The problem with the general points in this thread is they are based on the AppleInsider article and not the patent itself. A patent is for a method of accomplishing something, in this case a method for doing pinch to zoom on a portable device, etc. The full patent is here and if you read it you'll soon get lost in the technicalities if you're not an engineering type.
It's fully possible to have 2 different patents describing 2 different methods of achieving the same thing, lets say pinch to zoom. When a patent application is written the writer of course tries to portray the patent in the widest possible context while at the same time being careful not to step on the toes of earlier patents which may be close enough as to be identical methods.
The Patent Office then tries to establish whether the patent application is unique enough to warrant granting a patent. So Apple was granted a patent for achieving pinch to zoom and other techniques described in the patent because the Patent Office lawyers and researchers decided that there was something unique enough about the technique for offering a patent.
At the same time another manufacturer can develop a different METHOD for achieving the same goal of pinch to zoom or some other part of the patent like twisting a dial. If a competitor, say HTC uses a different method for achieving pinch to zoom then no problem. If Apple were to sue HTC about this then HTC would win IF their METHOD of doing P To Z was different enough not to infringe on Apple's patent. On the other hand, if they use a very similar or the same technique then Apple has every right to sue.
So the question is not "Apple owns pinch to zoom" but rather Apple now owns a particular method of achieving pinch to zoom on a portable device. The question that is unanswered at the moment is whether or not HTC, LG, Samsung, Motorola et al are using that method or a different method for achieving pinch to zoom.
Thank you, very informative and useful information.
Android make Steve angry. No like when Steve angry,,, Steve SMASH!
Seen it way before the iphone in movies. About as 'unique' as a dog with 4 legs.
I saw the Millenium Falcon in a movie quite awhile ago. I think I'm going to file a patent for it and wait for someone to make it. After all, it was in a movie, so it's not like it's going to be new when it comes out for real anyway.

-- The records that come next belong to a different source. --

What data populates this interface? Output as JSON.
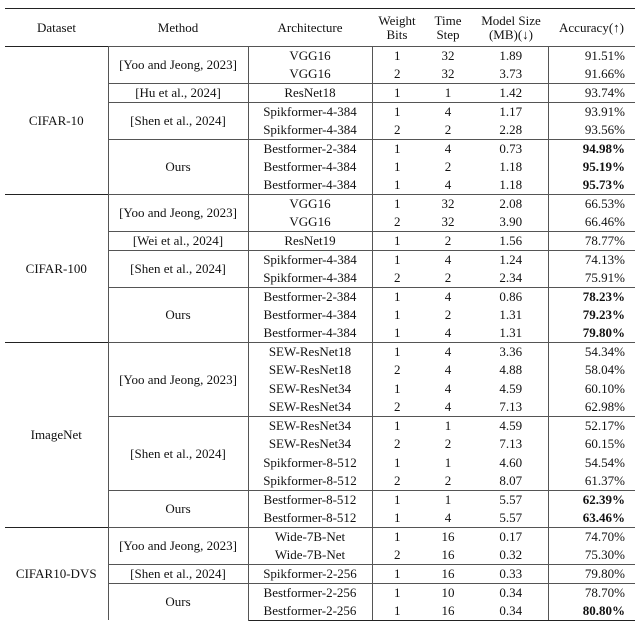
{
  "header": {
    "dataset": "Dataset",
    "method": "Method",
    "architecture": "Architecture",
    "bits": "Weight Bits",
    "time": "Time Step",
    "size": "Model Size (MB)(↓)",
    "accuracy": "Accuracy(↑)"
  },
  "groups": [
    {
      "dataset": "CIFAR-10",
      "methods": [
        {
          "method": "[Yoo and Jeong, 2023]",
          "rows": [
            {
              "arch": "VGG16",
              "bits": "1",
              "time": "32",
              "size": "1.89",
              "acc": "91.51%"
            },
            {
              "arch": "VGG16",
              "bits": "2",
              "time": "32",
              "size": "3.73",
              "acc": "91.66%"
            }
          ]
        },
        {
          "method": "[Hu et al., 2024]",
          "rows": [
            {
              "arch": "ResNet18",
              "bits": "1",
              "time": "1",
              "size": "1.42",
              "acc": "93.74%"
            }
          ]
        },
        {
          "method": "[Shen et al., 2024]",
          "rows": [
            {
              "arch": "Spikformer-4-384",
              "bits": "1",
              "time": "4",
              "size": "1.17",
              "acc": "93.91%"
            },
            {
              "arch": "Spikformer-4-384",
              "bits": "2",
              "time": "2",
              "size": "2.28",
              "acc": "93.56%"
            }
          ]
        },
        {
          "method": "Ours",
          "rows": [
            {
              "arch": "Bestformer-2-384",
              "bits": "1",
              "time": "4",
              "size": "0.73",
              "acc": "94.98%",
              "bold": true
            },
            {
              "arch": "Bestformer-4-384",
              "bits": "1",
              "time": "2",
              "size": "1.18",
              "acc": "95.19%",
              "bold": true
            },
            {
              "arch": "Bestformer-4-384",
              "bits": "1",
              "time": "4",
              "size": "1.18",
              "acc": "95.73%",
              "bold": true
            }
          ]
        }
      ]
    },
    {
      "dataset": "CIFAR-100",
      "methods": [
        {
          "method": "[Yoo and Jeong, 2023]",
          "rows": [
            {
              "arch": "VGG16",
              "bits": "1",
              "time": "32",
              "size": "2.08",
              "acc": "66.53%"
            },
            {
              "arch": "VGG16",
              "bits": "2",
              "time": "32",
              "size": "3.90",
              "acc": "66.46%"
            }
          ]
        },
        {
          "method": "[Wei et al., 2024]",
          "rows": [
            {
              "arch": "ResNet19",
              "bits": "1",
              "time": "2",
              "size": "1.56",
              "acc": "78.77%"
            }
          ]
        },
        {
          "method": "[Shen et al., 2024]",
          "rows": [
            {
              "arch": "Spikformer-4-384",
              "bits": "1",
              "time": "4",
              "size": "1.24",
              "acc": "74.13%"
            },
            {
              "arch": "Spikformer-4-384",
              "bits": "2",
              "time": "2",
              "size": "2.34",
              "acc": "75.91%"
            }
          ]
        },
        {
          "method": "Ours",
          "rows": [
            {
              "arch": "Bestformer-2-384",
              "bits": "1",
              "time": "4",
              "size": "0.86",
              "acc": "78.23%",
              "bold": true
            },
            {
              "arch": "Bestformer-4-384",
              "bits": "1",
              "time": "2",
              "size": "1.31",
              "acc": "79.23%",
              "bold": true
            },
            {
              "arch": "Bestformer-4-384",
              "bits": "1",
              "time": "4",
              "size": "1.31",
              "acc": "79.80%",
              "bold": true
            }
          ]
        }
      ]
    },
    {
      "dataset": "ImageNet",
      "methods": [
        {
          "method": "[Yoo and Jeong, 2023]",
          "rows": [
            {
              "arch": "SEW-ResNet18",
              "bits": "1",
              "time": "4",
              "size": "3.36",
              "acc": "54.34%"
            },
            {
              "arch": "SEW-ResNet18",
              "bits": "2",
              "time": "4",
              "size": "4.88",
              "acc": "58.04%"
            },
            {
              "arch": "SEW-ResNet34",
              "bits": "1",
              "time": "4",
              "size": "4.59",
              "acc": "60.10%"
            },
            {
              "arch": "SEW-ResNet34",
              "bits": "2",
              "time": "4",
              "size": "7.13",
              "acc": "62.98%"
            }
          ]
        },
        {
          "method": "[Shen et al., 2024]",
          "rows": [
            {
              "arch": "SEW-ResNet34",
              "bits": "1",
              "time": "1",
              "size": "4.59",
              "acc": "52.17%"
            },
            {
              "arch": "SEW-ResNet34",
              "bits": "2",
              "time": "2",
              "size": "7.13",
              "acc": "60.15%"
            },
            {
              "arch": "Spikformer-8-512",
              "bits": "1",
              "time": "1",
              "size": "4.60",
              "acc": "54.54%"
            },
            {
              "arch": "Spikformer-8-512",
              "bits": "2",
              "time": "2",
              "size": "8.07",
              "acc": "61.37%"
            }
          ]
        },
        {
          "method": "Ours",
          "rows": [
            {
              "arch": "Bestformer-8-512",
              "bits": "1",
              "time": "1",
              "size": "5.57",
              "acc": "62.39%",
              "bold": true
            },
            {
              "arch": "Bestformer-8-512",
              "bits": "1",
              "time": "4",
              "size": "5.57",
              "acc": "63.46%",
              "bold": true
            }
          ]
        }
      ]
    },
    {
      "dataset": "CIFAR10-DVS",
      "methods": [
        {
          "method": "[Yoo and Jeong, 2023]",
          "rows": [
            {
              "arch": "Wide-7B-Net",
              "bits": "1",
              "time": "16",
              "size": "0.17",
              "acc": "74.70%"
            },
            {
              "arch": "Wide-7B-Net",
              "bits": "2",
              "time": "16",
              "size": "0.32",
              "acc": "75.30%"
            }
          ]
        },
        {
          "method": "[Shen et al., 2024]",
          "rows": [
            {
              "arch": "Spikformer-2-256",
              "bits": "1",
              "time": "16",
              "size": "0.33",
              "acc": "79.80%"
            }
          ]
        },
        {
          "method": "Ours",
          "rows": [
            {
              "arch": "Bestformer-2-256",
              "bits": "1",
              "time": "10",
              "size": "0.34",
              "acc": "78.70%"
            },
            {
              "arch": "Bestformer-2-256",
              "bits": "1",
              "time": "16",
              "size": "0.34",
              "acc": "80.80%",
              "bold": true
            }
          ]
        }
      ]
    }
  ]
}
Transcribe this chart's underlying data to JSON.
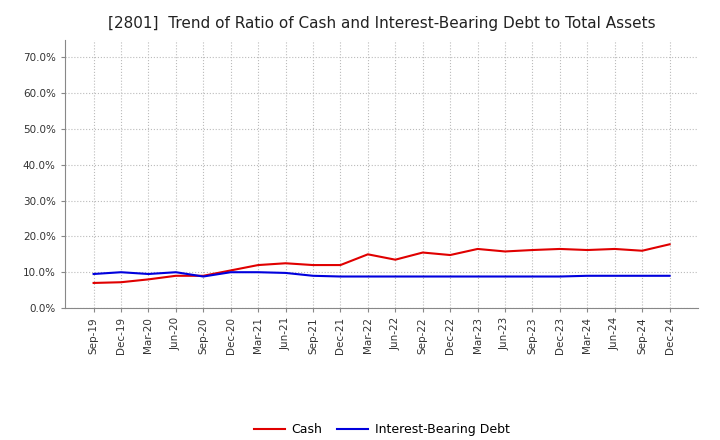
{
  "title": "[2801]  Trend of Ratio of Cash and Interest-Bearing Debt to Total Assets",
  "x_labels": [
    "Sep-19",
    "Dec-19",
    "Mar-20",
    "Jun-20",
    "Sep-20",
    "Dec-20",
    "Mar-21",
    "Jun-21",
    "Sep-21",
    "Dec-21",
    "Mar-22",
    "Jun-22",
    "Sep-22",
    "Dec-22",
    "Mar-23",
    "Jun-23",
    "Sep-23",
    "Dec-23",
    "Mar-24",
    "Jun-24",
    "Sep-24",
    "Dec-24"
  ],
  "cash": [
    0.07,
    0.072,
    0.08,
    0.09,
    0.09,
    0.105,
    0.12,
    0.125,
    0.12,
    0.12,
    0.15,
    0.135,
    0.155,
    0.148,
    0.165,
    0.158,
    0.162,
    0.165,
    0.162,
    0.165,
    0.16,
    0.178
  ],
  "interest_bearing_debt": [
    0.095,
    0.1,
    0.095,
    0.1,
    0.088,
    0.1,
    0.1,
    0.098,
    0.09,
    0.088,
    0.088,
    0.088,
    0.088,
    0.088,
    0.088,
    0.088,
    0.088,
    0.088,
    0.09,
    0.09,
    0.09,
    0.09
  ],
  "ylim": [
    0.0,
    0.75
  ],
  "yticks": [
    0.0,
    0.1,
    0.2,
    0.3,
    0.4,
    0.5,
    0.6,
    0.7
  ],
  "ytick_labels": [
    "0.0%",
    "10.0%",
    "20.0%",
    "30.0%",
    "40.0%",
    "50.0%",
    "60.0%",
    "70.0%"
  ],
  "cash_color": "#e00000",
  "debt_color": "#0000dd",
  "cash_label": "Cash",
  "debt_label": "Interest-Bearing Debt",
  "background_color": "#ffffff",
  "plot_bg_color": "#ffffff",
  "grid_color": "#bbbbbb",
  "title_fontsize": 11,
  "legend_fontsize": 9,
  "axis_fontsize": 7.5
}
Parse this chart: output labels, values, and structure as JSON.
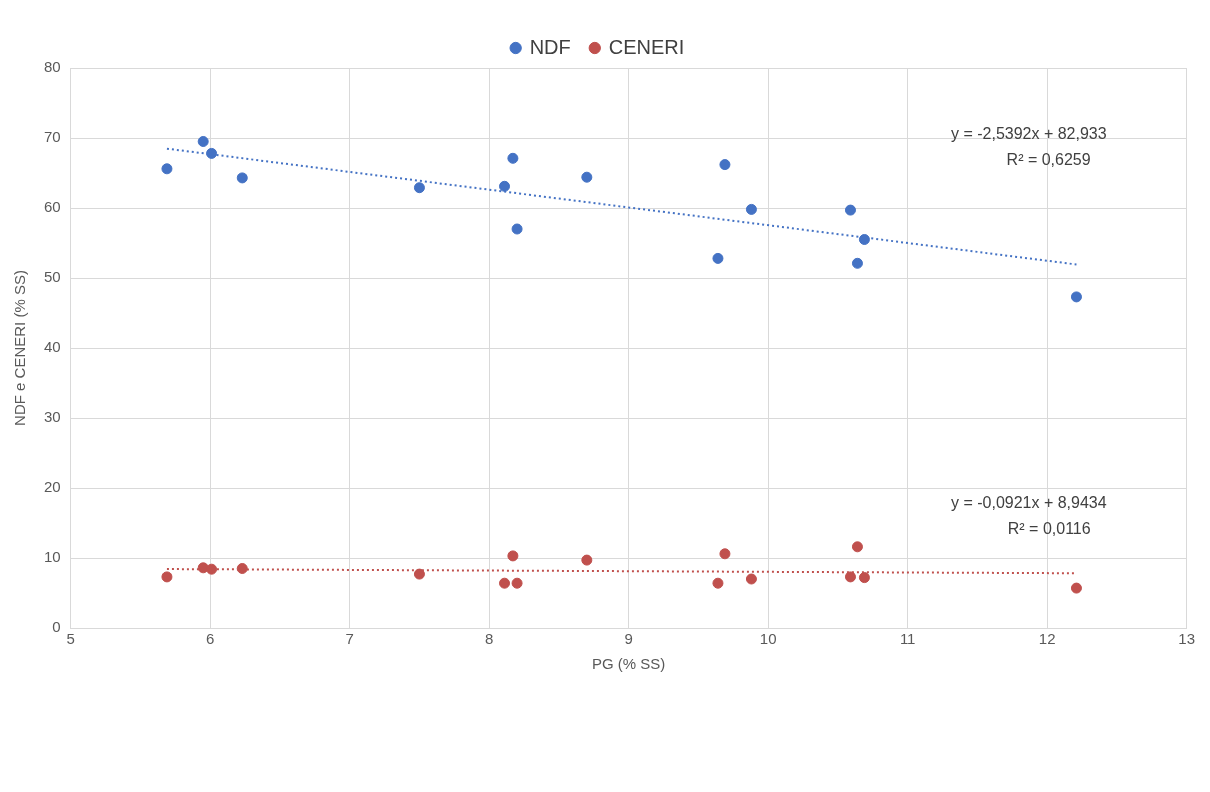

Looks like the new patent will open up Google to a full-court press lawsuit from Apple WRT Android.
Android make Steve angry. No like when Steve angry,,, Steve SMASH!
But seriously, as All Day Breakfast points out, this may be more about forcing others to come up with their own methods of achieving similar results to Apple. The result may well be sub par results compared to Apple helping Apple stand out from the copy cats. On the other hand if Google et al can come up with their own unique alternatives that are better the industry leaps forward and Apple have to keep on their toes. It is a win win for consumers. Simply ripping of Apple's IP is damaging to the industry.